The real estate market of Bengaluru is growing exponentially, backed by steady demand. The continued launches of good projects, upgradation of amenities being offered, and overall price appreciation are some of the reasons why Bengaluru is a viable market for real estate investment.
“This can be supported by various data that state that in just the first 3 quarters of 2023, almost 2 lacs residential units were sold in Bengaluru. Besides, the investment sentiment, and upcoming supply look promising, prompting buyers to explore the options in the market,” said Bhavesh, Founder & CEO of Property First.”
Invest in Real Estate in Bangalore? Top 5 Investment Tips for Profit
The Bengaluru real estate market is one of the sought-after in the country and has consistently delivered rich returns to investors across established and emerging segments of real estate.
“Touted as the Silicon Valley of India, Bengaluru possesses the fundamentals for attracting domestic and global investments in the form of the highest number of engineering colleges in the country and some of the marique management colleges. This is consistently driving the demand for commercial, residential, retail, and warehousing sectors to meet the evolving needs of occupiers, homebuyers, and shoppers and presents immense opportunities in the real estate sector,” said Sankey Prasad, CMD, Colliers India.”
Bangalore real estate investment: Top 5 investment tips for profit
Bhavesh shares the top five investment tips for making a profit in the Bengaluru real estate market
1)Buyers should invest in the premium segment as these segments are growing at a steady pace and are unaffected by any fluctuations.
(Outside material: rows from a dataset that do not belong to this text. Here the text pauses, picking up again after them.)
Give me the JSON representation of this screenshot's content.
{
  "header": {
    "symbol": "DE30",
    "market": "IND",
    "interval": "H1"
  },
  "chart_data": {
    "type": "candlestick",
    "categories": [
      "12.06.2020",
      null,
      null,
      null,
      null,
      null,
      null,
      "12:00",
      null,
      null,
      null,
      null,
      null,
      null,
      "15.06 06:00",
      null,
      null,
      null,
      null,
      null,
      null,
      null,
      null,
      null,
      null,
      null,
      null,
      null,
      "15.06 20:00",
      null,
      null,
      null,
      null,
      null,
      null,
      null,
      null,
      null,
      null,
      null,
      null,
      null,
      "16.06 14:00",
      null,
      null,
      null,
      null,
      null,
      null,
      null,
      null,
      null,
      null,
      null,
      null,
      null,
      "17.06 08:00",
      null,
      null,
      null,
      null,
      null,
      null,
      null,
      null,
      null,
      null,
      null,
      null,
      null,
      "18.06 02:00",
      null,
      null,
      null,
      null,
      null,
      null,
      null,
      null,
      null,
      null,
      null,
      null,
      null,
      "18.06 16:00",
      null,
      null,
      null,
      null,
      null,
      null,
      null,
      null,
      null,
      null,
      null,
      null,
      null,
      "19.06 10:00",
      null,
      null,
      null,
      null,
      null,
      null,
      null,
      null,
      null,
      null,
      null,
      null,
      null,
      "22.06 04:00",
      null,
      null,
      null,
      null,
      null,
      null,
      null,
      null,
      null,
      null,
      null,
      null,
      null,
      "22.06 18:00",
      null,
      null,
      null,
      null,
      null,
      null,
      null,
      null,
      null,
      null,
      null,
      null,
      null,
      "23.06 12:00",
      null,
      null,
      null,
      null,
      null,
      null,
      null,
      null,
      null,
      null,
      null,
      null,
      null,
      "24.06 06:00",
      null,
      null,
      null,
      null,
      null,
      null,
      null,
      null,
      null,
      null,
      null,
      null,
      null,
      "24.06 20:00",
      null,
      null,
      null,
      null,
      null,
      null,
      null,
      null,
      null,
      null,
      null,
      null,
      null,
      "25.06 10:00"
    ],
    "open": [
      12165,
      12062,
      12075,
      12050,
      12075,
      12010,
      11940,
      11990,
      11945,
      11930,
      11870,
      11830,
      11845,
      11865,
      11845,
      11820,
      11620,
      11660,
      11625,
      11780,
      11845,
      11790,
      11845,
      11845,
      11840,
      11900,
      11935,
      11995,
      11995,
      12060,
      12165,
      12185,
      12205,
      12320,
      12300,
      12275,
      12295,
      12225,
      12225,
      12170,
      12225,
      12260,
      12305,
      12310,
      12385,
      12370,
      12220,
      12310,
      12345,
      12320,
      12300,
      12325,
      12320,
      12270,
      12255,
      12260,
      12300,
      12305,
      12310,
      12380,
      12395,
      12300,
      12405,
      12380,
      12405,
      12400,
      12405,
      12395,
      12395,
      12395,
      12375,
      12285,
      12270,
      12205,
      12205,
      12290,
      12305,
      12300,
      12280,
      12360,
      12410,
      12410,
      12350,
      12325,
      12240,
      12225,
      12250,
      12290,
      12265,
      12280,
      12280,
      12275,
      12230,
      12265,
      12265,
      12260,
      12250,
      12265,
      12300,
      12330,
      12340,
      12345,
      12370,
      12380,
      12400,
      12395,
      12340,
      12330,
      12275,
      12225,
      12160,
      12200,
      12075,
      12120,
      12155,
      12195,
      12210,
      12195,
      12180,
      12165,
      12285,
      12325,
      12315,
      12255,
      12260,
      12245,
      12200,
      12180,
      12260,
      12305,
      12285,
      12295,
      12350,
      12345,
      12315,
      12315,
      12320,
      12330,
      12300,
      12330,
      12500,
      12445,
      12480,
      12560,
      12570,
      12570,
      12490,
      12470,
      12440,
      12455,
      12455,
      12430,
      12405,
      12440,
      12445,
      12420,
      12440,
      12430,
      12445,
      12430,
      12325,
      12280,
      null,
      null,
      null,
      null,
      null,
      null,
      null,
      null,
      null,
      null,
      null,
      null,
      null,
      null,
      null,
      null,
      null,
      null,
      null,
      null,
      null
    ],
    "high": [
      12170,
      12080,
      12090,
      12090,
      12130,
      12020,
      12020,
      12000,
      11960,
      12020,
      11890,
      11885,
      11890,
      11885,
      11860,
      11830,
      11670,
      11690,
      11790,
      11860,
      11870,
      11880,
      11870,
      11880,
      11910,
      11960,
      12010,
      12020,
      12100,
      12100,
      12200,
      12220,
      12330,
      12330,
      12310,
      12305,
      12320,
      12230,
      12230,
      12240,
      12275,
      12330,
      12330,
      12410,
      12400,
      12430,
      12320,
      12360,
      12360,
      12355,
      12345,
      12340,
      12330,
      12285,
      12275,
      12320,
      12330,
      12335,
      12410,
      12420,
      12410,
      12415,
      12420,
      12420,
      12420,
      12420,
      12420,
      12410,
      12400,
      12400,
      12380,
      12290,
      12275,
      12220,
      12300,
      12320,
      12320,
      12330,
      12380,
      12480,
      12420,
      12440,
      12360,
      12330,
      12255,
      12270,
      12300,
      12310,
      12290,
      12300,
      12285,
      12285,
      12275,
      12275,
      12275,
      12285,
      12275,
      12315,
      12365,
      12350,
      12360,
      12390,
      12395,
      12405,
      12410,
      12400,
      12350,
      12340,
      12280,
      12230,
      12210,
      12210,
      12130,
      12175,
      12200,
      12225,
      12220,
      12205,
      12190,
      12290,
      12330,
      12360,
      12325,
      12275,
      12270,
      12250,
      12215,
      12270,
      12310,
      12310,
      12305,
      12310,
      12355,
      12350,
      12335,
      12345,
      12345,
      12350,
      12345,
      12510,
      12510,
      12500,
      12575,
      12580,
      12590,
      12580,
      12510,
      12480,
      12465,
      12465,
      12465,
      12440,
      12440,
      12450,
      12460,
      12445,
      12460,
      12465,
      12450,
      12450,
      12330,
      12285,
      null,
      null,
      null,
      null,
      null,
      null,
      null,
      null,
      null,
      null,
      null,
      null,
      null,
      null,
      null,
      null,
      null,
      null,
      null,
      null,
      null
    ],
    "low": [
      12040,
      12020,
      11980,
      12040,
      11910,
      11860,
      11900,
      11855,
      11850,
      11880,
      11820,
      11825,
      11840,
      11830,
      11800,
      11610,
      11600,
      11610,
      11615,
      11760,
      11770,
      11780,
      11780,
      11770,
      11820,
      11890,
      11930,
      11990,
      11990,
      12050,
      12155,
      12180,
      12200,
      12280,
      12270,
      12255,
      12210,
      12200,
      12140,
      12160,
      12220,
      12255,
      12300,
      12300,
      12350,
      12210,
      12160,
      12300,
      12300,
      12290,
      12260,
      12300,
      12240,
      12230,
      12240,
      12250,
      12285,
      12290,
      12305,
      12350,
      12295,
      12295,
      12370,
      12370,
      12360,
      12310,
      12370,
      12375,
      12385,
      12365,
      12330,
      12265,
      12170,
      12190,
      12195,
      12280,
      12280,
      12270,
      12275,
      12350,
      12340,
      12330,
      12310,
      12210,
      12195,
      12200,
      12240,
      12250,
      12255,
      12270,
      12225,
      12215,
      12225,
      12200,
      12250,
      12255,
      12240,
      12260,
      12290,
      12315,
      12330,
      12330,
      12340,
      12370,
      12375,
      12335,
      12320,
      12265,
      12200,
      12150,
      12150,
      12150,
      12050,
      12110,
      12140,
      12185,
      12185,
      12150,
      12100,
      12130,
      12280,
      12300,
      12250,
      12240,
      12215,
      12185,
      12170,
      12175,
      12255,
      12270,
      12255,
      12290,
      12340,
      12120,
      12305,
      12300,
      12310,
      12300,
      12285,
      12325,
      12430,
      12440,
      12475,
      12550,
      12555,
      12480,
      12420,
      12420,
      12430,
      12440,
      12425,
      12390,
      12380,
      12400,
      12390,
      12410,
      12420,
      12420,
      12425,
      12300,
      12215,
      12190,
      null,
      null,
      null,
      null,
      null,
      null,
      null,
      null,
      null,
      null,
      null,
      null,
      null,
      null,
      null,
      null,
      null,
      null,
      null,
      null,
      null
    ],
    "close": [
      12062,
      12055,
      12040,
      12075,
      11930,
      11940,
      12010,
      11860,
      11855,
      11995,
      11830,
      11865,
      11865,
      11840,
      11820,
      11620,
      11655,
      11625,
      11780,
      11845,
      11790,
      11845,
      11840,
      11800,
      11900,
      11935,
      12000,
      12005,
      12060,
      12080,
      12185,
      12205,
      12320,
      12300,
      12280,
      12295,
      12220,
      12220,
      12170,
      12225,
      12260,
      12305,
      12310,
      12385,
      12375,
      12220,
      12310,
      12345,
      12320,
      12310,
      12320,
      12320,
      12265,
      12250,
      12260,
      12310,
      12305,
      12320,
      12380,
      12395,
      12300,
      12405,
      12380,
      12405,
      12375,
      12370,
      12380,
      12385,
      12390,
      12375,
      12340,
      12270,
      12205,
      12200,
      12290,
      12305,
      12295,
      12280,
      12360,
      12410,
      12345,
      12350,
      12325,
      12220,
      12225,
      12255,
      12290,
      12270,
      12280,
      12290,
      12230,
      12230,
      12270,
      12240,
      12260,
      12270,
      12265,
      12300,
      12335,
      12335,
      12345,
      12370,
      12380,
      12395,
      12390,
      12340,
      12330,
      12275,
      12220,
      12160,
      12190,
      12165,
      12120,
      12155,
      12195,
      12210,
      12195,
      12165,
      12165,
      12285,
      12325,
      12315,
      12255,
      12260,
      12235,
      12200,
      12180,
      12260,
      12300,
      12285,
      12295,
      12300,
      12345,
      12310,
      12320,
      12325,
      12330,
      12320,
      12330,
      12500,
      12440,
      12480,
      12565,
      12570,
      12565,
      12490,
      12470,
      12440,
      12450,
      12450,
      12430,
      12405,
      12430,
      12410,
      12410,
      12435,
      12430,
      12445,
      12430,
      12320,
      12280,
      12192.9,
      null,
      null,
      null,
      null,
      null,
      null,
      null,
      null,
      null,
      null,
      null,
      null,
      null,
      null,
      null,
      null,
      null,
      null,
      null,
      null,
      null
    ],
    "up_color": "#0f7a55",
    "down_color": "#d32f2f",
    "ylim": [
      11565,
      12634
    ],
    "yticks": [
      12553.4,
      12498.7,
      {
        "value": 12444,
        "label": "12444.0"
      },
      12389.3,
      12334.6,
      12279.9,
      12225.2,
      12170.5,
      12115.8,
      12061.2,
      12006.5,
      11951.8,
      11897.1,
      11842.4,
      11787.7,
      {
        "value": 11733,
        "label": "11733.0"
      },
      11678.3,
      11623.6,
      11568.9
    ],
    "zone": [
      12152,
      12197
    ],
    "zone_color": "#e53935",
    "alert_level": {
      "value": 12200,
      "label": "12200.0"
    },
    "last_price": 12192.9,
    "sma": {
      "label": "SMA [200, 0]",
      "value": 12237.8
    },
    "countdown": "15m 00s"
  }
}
2) Plotted developments in various emerging micro-markets like Devanahalli, Sarjapur, etc can prove to be beneficial in terms of long-term appreciation.
3) Investors must take into account factors like connectivity as areas with better connectivity will appreciate more. For example, Whitefield & Sarjapur, followed by North Bangalore are driving tremendous demand due to the connectivity factor since these areas are connected to major IT hubs and key business districts.
4) One should do thorough research on the developer profile and see their delivery history. Properties from renowned developers always hold greater potential for capital appreciation.
5) Investing in properties that have sustainable features is going to command better profits in the short, medium, and long term.
REITs for high-yielding low-risk investment tools
According to Sankey Prasad, the sub-segments in the form of co-working, co-living, senior living, fractional ownership, and alternative investment funds are witnessing stellar growth and are primarily intended for retail investors’ participation.
“REITs will enable retail investors to tap into the fattest growing office market in the country. Similarly, monetising land parcels with organised developers will help unlock their potential and generate high returns,” he added.
Meanwhile, according to Colliers India Report, the 2023 India office market has culminated on a spectacular note with 58.2 mn sq ft of gross absorption across the top 6 cities. The last quarter of the year witnessed the highest-ever demand for office spaces in India, with all three southern cities of Bengaluru, Chennai, and Hyderabad registering the best performance since the COVID-19 pandemic.